On peut ajouter à cela l’attitude collaborationniste du pape Pie XII avec l’Allemagne nazie aux pires moments de la Shoah.
En RDC, comme dans plusieurs Etats anciennement colonisés par les occidentaux, les princes de l’église catholique excipent de prétendues missions ‘‘prophétiques’’ héritées du Christ pour défendre des intérêts étrangers qui ont permis la pénétration de cette confession religieuse sur le continent.
Le pavé dans la marre jeté par le cardinal Ambongo, le 18 avril 2024 à Rome est édifiant à cet égard.

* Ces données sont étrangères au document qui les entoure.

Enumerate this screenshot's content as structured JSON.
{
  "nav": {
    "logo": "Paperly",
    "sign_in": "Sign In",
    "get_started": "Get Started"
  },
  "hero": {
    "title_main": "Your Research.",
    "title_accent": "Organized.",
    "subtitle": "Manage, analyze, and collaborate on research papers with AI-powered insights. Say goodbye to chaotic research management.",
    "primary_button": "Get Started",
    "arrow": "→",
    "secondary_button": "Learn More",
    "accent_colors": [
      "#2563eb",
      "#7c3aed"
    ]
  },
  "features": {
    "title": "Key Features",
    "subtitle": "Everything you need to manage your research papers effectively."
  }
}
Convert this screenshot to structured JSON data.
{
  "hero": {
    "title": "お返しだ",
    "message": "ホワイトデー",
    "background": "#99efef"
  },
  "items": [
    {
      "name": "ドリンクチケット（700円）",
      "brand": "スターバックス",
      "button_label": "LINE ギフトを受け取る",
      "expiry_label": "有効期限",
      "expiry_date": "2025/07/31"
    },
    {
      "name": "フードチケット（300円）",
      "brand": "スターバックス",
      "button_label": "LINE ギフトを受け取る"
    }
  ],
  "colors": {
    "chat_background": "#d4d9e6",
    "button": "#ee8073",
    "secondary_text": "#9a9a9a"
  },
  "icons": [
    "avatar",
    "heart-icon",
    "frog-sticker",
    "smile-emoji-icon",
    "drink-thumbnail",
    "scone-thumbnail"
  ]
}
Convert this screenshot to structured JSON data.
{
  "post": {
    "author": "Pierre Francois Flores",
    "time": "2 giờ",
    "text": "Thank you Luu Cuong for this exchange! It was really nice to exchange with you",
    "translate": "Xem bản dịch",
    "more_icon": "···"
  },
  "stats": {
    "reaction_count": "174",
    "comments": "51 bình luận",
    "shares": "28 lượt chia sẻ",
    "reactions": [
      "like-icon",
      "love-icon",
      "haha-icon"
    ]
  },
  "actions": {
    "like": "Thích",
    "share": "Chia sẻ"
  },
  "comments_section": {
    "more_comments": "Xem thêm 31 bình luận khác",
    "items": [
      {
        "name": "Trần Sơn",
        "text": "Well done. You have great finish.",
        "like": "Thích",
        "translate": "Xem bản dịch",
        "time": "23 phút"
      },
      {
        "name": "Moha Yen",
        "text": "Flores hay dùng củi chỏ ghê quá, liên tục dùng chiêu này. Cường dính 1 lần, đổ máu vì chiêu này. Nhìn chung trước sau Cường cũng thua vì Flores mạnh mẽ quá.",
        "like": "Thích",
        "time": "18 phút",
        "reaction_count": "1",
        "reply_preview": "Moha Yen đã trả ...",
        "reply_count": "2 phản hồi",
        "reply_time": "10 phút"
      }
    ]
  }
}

Pour Jean-Paul Katembwe, «on ne voit pas ce qui aurait motivé le commentaire du cardinal contre les FDLR, si ce n’est la nécessité de faire chorus avec cette communauté occidentale qui défend ses intérêts et ceux de son rabatteur rwanda Kagame, agresseur de la RDC. Les ‘‘pauvres’’ défendus par Ambongo et ses pairs sont, en réalité, les puissances occidentales déclinantes auxquelles demeurent attachées cette église extravertie».
Au-delà des sorties médiatiques, plus apocalyptiques que prophétiques, d’aucuns en RDC posent de plus en plus la question de la capacité intrinsèque de l’église à s’émanciper de la tutelle spirituelle et matérielle de l’occident. Face à ce qui apparaît de plus en plus comme la mise en œuvre d’un vaste projet de dépeuplement et de balkanisation de la RDC, le primat de l’église catholique congolaise confirme cette tendance jamais démentie depuis la traite esclavagiste africaine et la colonisation.